Anchor to outcomes, not features: Highlight what your product or service enables them to achieve.
Implement tiered pricing: Provide different product packages suited for various budgets and needs.
Build team confidence: Regular role plays, objection handling, and storytelling increase conviction.
Train for discovery: Don’t rush the process—slow down to explore real pain and future outcomes.
Use automatic contract increases: Embed annual price rises in agreements so you don’t have to discount to renew. Example: One client I helped used contracts that automatically increased by 5% annually, eliminating the need for discounts and building predictable revenue.

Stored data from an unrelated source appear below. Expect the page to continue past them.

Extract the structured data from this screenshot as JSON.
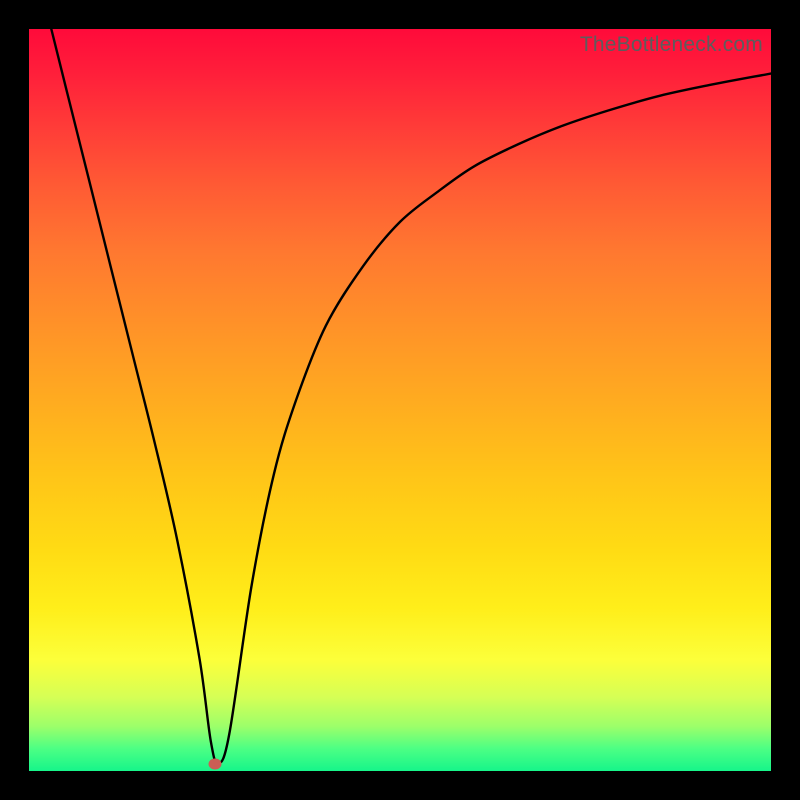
{
  "watermark": "TheBottleneck.com",
  "chart_data": {
    "type": "line",
    "title": "",
    "xlabel": "",
    "ylabel": "",
    "xlim": [
      0,
      100
    ],
    "ylim": [
      0,
      100
    ],
    "grid": false,
    "legend": false,
    "series": [
      {
        "name": "curve",
        "x": [
          3,
          5,
          8,
          11,
          14,
          17,
          20,
          23,
          24.5,
          25.5,
          27,
          30,
          33,
          36,
          40,
          45,
          50,
          55,
          60,
          66,
          72,
          78,
          85,
          92,
          100
        ],
        "y": [
          100,
          92,
          80,
          68,
          56,
          44,
          31,
          15,
          4,
          1,
          5,
          25,
          40,
          50,
          60,
          68,
          74,
          78,
          81.5,
          84.5,
          87,
          89,
          91,
          92.5,
          94
        ]
      }
    ],
    "marker": {
      "x": 25,
      "y": 1
    },
    "gradient_stops": [
      {
        "pos": 0,
        "color": "#ff0a3a"
      },
      {
        "pos": 50,
        "color": "#ffab20"
      },
      {
        "pos": 85,
        "color": "#fcff3a"
      },
      {
        "pos": 100,
        "color": "#16f58a"
      }
    ]
  }
}
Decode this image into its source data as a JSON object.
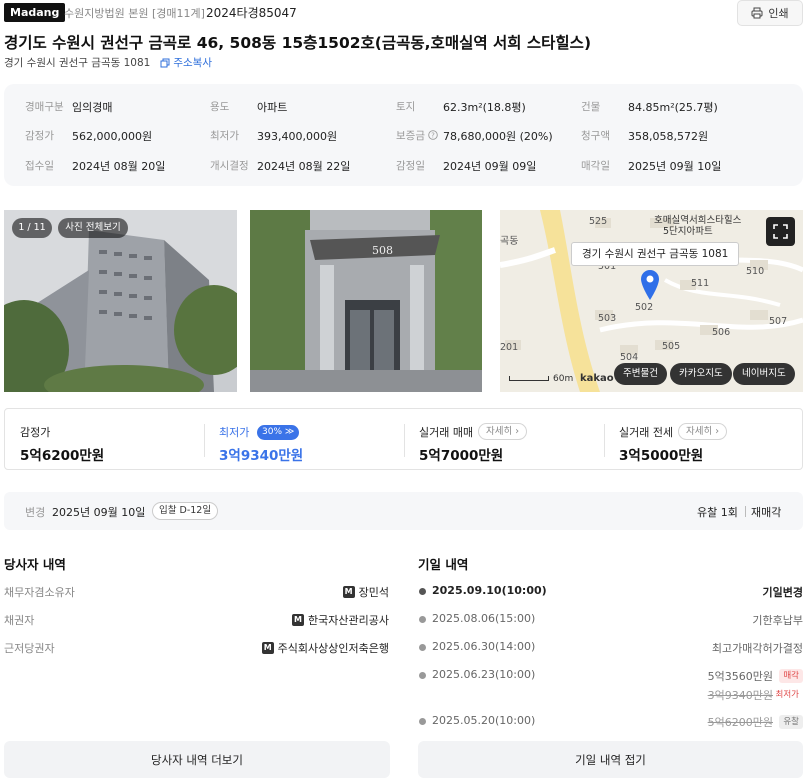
{
  "header": {
    "brand": "Madang",
    "court": "수원지방법원 본원 [경매11계]",
    "case_number": "2024타경85047",
    "print_label": "인쇄"
  },
  "property": {
    "title": "경기도 수원시 권선구 금곡로 46, 508동 15층1502호(금곡동,호매실역 서희 스타힐스)",
    "lot_address": "경기 수원시 권선구 금곡동 1081",
    "copy_label": "주소복사"
  },
  "info": [
    {
      "label": "경매구분",
      "value": "임의경매"
    },
    {
      "label": "용도",
      "value": "아파트"
    },
    {
      "label": "토지",
      "value": "62.3m²(18.8평)"
    },
    {
      "label": "건물",
      "value": "84.85m²(25.7평)"
    },
    {
      "label": "감정가",
      "value": "562,000,000원"
    },
    {
      "label": "최저가",
      "value": "393,400,000원"
    },
    {
      "label": "보증금",
      "value": "78,680,000원 (20%)"
    },
    {
      "label": "청구액",
      "value": "358,058,572원"
    },
    {
      "label": "접수일",
      "value": "2024년 08월 20일"
    },
    {
      "label": "개시결정",
      "value": "2024년 08월 22일"
    },
    {
      "label": "감정일",
      "value": "2024년 09월 09일"
    },
    {
      "label": "매각일",
      "value": "2025년 09월 10일"
    }
  ],
  "photos": {
    "counter": "1 / 11",
    "view_all": "사진 전체보기",
    "building_sign": "508"
  },
  "map": {
    "tooltip": "경기 수원시 권선구 금곡동 1081",
    "complex_label_1": "호매실역서희스타힐스",
    "complex_label_2": "5단지아파트",
    "area_label": "곡동",
    "buildings": [
      "525",
      "501",
      "510",
      "511",
      "503",
      "502",
      "507",
      "506",
      "201",
      "504",
      "505"
    ],
    "scale": "60m",
    "provider": "kakao",
    "buttons": [
      "주변물건",
      "카카오지도",
      "네이버지도"
    ]
  },
  "prices": {
    "appraisal_label": "감정가",
    "appraisal_value": "5억6200만원",
    "minimum_label": "최저가",
    "minimum_pct": "30%",
    "minimum_value": "3억9340만원",
    "trade_label": "실거래 매매",
    "trade_value": "5억7000만원",
    "jeonse_label": "실거래 전세",
    "jeonse_value": "3억5000만원",
    "detail_label": "자세히",
    "accent_color": "#3a73e8"
  },
  "status": {
    "change_label": "변경",
    "change_date": "2025년 09월 10일",
    "dday": "입찰 D-12일",
    "failed": "유찰 1회",
    "resale": "재매각"
  },
  "parties": {
    "title": "당사자 내역",
    "rows": [
      {
        "role": "채무자겸소유자",
        "name": "장민석",
        "badge": "M"
      },
      {
        "role": "채권자",
        "name": "한국자산관리공사",
        "badge": "M"
      },
      {
        "role": "근저당권자",
        "name": "주식회사상상인저축은행",
        "badge": "M"
      }
    ],
    "more_button": "당사자 내역 더보기"
  },
  "schedule": {
    "title": "기일 내역",
    "rows": [
      {
        "date": "2025.09.10(10:00)",
        "result": "기일변경"
      },
      {
        "date": "2025.08.06(15:00)",
        "result": "기한후납부"
      },
      {
        "date": "2025.06.30(14:00)",
        "result": "최고가매각허가결정"
      },
      {
        "date": "2025.06.23(10:00)",
        "result": "5억3560만원",
        "tag": "매각",
        "sub": "3억9340만원",
        "sub_tag": "최저가"
      },
      {
        "date": "2025.05.20(10:00)",
        "result": "5억6200만원",
        "tag": "유찰"
      }
    ],
    "collapse_button": "기일 내역 접기"
  }
}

The Final Word: Creating a Sustainable, Trustworthy Business
Discounting may seem like a quick fix, but data and experience show it damages long-term relationships, trust, and revenue. Instead, focus on building confidence, deep discovery, and providing value. Your pricing will stand firm, your brand’s reputation will strengthen, and customers will stay and refer others. Remember: Buyers who shop only on discounts tend to churn faster and cost more. Focus on the relationship, the outcomes, and the ongoing value you deliver.
Next step: Download the Rascal Pricing Confidence Checklist and Brainstorm Tool to prepare for your next sales call. Say no to discounts, and yes to confidence.
To gain complimentary access to ALL workbooks, scripts, and playbooks that Michelle discusses on the Revenue Rascals Podcast, fill out the form below. It's just a one-time sign up and SUPER easy.
Frequently Asked Questions: Your Discounting Questions Answered
Is discounting ever justified?
In rare cases, such as trade-offs for multi-year contracts, quicker payments, or strategic deals, discounts can be appropriate. Always anchor the discount to a strategic business reason, not just closing urgency.
How can I train my team to avoid discounting?
Use role play, objection handling scripts, and storytelling to build confidence. Reinforce that slow discovery leads to better outcomes—less reliance on price cuts.
What replaces discounts in closing deals?
Focus on uncovering the prospect’s true pain points, anchoring to outcomes, offering value-adds, and creating timing urgency. These tactics foster trust and higher margins.
How do I communicate my full price confidently?
Lead with the full value and price, then discuss options or discounts as a strategic choice. Practice your pitch and objections in training sessions so responses feel instinctive.
Can tiered pricing reduce the need for discounts?
Absolutely. Tiered packages make it easier for prospects to choose an option that fits their needs and budget, boosting the likelihood of a sale without slashing prices.
Final Takeaway
Discounting feels like an easy win, but it’s a costly shortcut. Invest in your discovery process, craft compelling value narratives, and train your team to confidently hold their pricing lines. Your sustainable growth and reputation depend on it.
Remember: When you skip discounts, you protect your margins, build trust, and foster loyalty. All key ingredients for scaling long-term success.